The passage has a structure worth noting: pride, warning, continued pride, consequence, repentance, restoration. The consequence was severe. The restoration was real. Nebuchadnezzar ended up writing one of the most forthright testimonies about God's sovereignty in all of Scripture—not because he was naturally humble, but because he had been broken of something that had to be broken.

What Humility Actually Looks Like

The Greek word for humility—tapeinophrosyne—appears in Philippians 2, where Paul describes Jesus as one who, though equal with God, "did not consider equality with God something to be used to his own advantage" (Philippians 2:6). Humility, biblically, is not a low opinion of yourself. It's an accurate one. It is the refusal to grasp at status that isn't yours—and the willingness to release status that's yours when love requires it.

Practical Examination

Ask yourself whose opinion actually matters to you. Not in theory—but when you're making decisions. If you find you're mostly managing how you appear to specific people, that's worth examining.

Signs You're Holding Too Tightly

Notice how you respond when you're wrong. People who are growing in humility have a particular relationship to being corrected—there's discomfort, but not devastation. When being wrong feels like annihilation, something is too tightly held.

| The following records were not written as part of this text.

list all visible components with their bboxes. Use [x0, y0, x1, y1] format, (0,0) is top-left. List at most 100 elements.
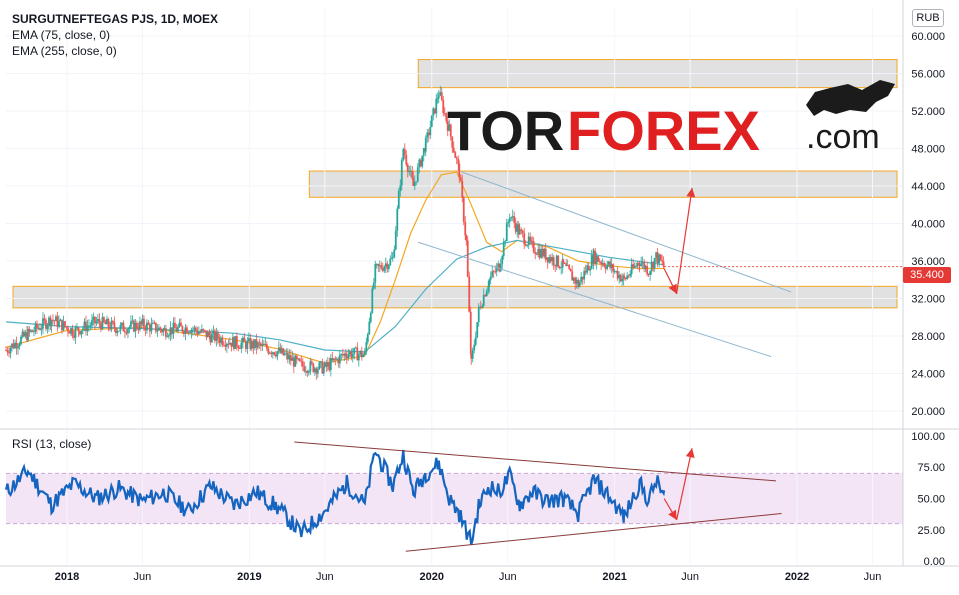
chart-area[interactable]: 20.000 24.000 28.000 32.000 36.000 40.000 44.0… [0, 0, 959, 590]
candle-body [64, 321, 66, 327]
candle-body [40, 328, 43, 330]
candle-body [568, 265, 571, 269]
candle-body [58, 321, 60, 327]
candle-body [534, 251, 537, 254]
candle-body [107, 318, 110, 327]
candle-body [365, 342, 368, 352]
candle-body [363, 351, 366, 355]
candle-body [653, 258, 656, 269]
candle-body [462, 197, 465, 222]
logo-text-forex: FOREX [567, 99, 760, 162]
candle-body [397, 190, 400, 209]
candle-body [521, 230, 524, 234]
candle-body [156, 330, 159, 332]
candle-body [116, 331, 119, 334]
candle-body [473, 344, 476, 351]
candle-body [318, 362, 321, 370]
ema-slow-legend: EMA (255, close, 0) [12, 44, 117, 58]
rsi-tick-label: 0.00 [924, 556, 945, 568]
symbol-title: SURGUTNEFTEGAS PJS, 1D, MOEX [12, 12, 219, 26]
chart-legend: SURGUTNEFTEGAS PJS, 1D, MOEX EMA (75, cl… [12, 11, 218, 59]
resistance-zone-3 [12, 285, 898, 309]
candle-body [210, 333, 213, 343]
candle-body [552, 257, 555, 266]
candle-body [199, 332, 202, 333]
candle-body [523, 233, 526, 245]
candle-body [399, 185, 402, 191]
candle-body [440, 92, 443, 100]
candle-body [474, 337, 477, 345]
candle-body [181, 326, 184, 332]
candle-body [389, 258, 392, 265]
candle-body [499, 264, 502, 272]
price-tick-label: 60.000 [911, 31, 945, 43]
candle-body [504, 241, 507, 242]
candle-body [9, 347, 12, 354]
rsi-tick-label: 75.00 [917, 462, 945, 474]
candle-body [391, 257, 394, 259]
candle-body [437, 95, 440, 99]
candle-body [458, 163, 461, 178]
torforex-logo: TOR FOREX .com [447, 80, 895, 162]
price-tick-label: 52.000 [911, 106, 945, 118]
candle-body [147, 322, 150, 325]
candle-body [74, 327, 77, 338]
logo-text-com: .com [806, 118, 880, 156]
ema-fast-legend: EMA (75, close, 0) [12, 28, 111, 42]
candle-body [505, 223, 508, 242]
candle-body [442, 99, 445, 114]
candle-body [338, 354, 341, 364]
candle-body [526, 245, 529, 246]
candle-body [646, 265, 649, 275]
candle-body [168, 335, 170, 337]
candle-body [562, 258, 565, 264]
candle-body [400, 160, 403, 186]
candle-body [578, 281, 581, 287]
candle-body [77, 327, 80, 332]
candle-body [383, 266, 386, 271]
currency-button[interactable]: RUB [912, 9, 944, 27]
candle-body [589, 268, 592, 271]
candle-body [476, 322, 479, 338]
candle-body [394, 230, 397, 250]
time-tick-label: 2018 [55, 571, 79, 583]
candle-body [276, 351, 279, 357]
candle-body [243, 337, 246, 342]
candle-body [155, 322, 157, 332]
candle-body [113, 322, 116, 329]
candle-body [508, 218, 511, 222]
candle-body [429, 126, 432, 136]
candle-body [265, 344, 268, 349]
candle-body [405, 155, 408, 165]
candle-body [659, 254, 662, 261]
candle-body [216, 332, 219, 340]
candle-body [520, 229, 523, 231]
candle-body [532, 241, 535, 252]
candle-body [430, 115, 433, 127]
candle-body [191, 329, 194, 331]
candle-body [298, 358, 301, 362]
candle-body [465, 235, 468, 241]
price-tick-label: 48.000 [911, 144, 945, 156]
candle-body [387, 264, 390, 270]
candle-body [468, 276, 471, 312]
candle-body [67, 327, 69, 332]
chart-svg[interactable]: 20.00024.00028.00032.00036.00040.00044.0… [0, 0, 959, 590]
candle-body [273, 352, 276, 355]
price-tick-label: 56.000 [911, 69, 945, 81]
candle-body [122, 322, 125, 332]
candle-body [623, 275, 626, 278]
candle-body [629, 273, 632, 276]
candle-body [357, 354, 360, 361]
candle-body [464, 221, 467, 236]
candle-body [65, 326, 68, 328]
candle-body [235, 336, 238, 347]
candle-body [89, 325, 92, 327]
candle-body [180, 322, 182, 327]
rsi-tick-label: 100.00 [911, 431, 945, 443]
candle-body [143, 318, 145, 328]
candle-body [43, 318, 46, 321]
candle-body [36, 323, 38, 329]
candle-body [502, 241, 505, 257]
candle-body [471, 350, 474, 359]
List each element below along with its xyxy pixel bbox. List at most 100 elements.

Regularly credit others—out loud, publicly—for things that contributed to your success. Not as a performance of humility but as a practice that creates accurate attribution over time.

A Final Thought

Lord, I don't always see the pride in me—that's part of how it works. I'm asking you to show me where I've been treating my own judgment as sovereign, my own success as self-made, my own preferences as standards everyone else should meet. I'm not asking to think less of myself. I'm asking to think accurately. Show me what is yours that I've been acting like is mine. Amen.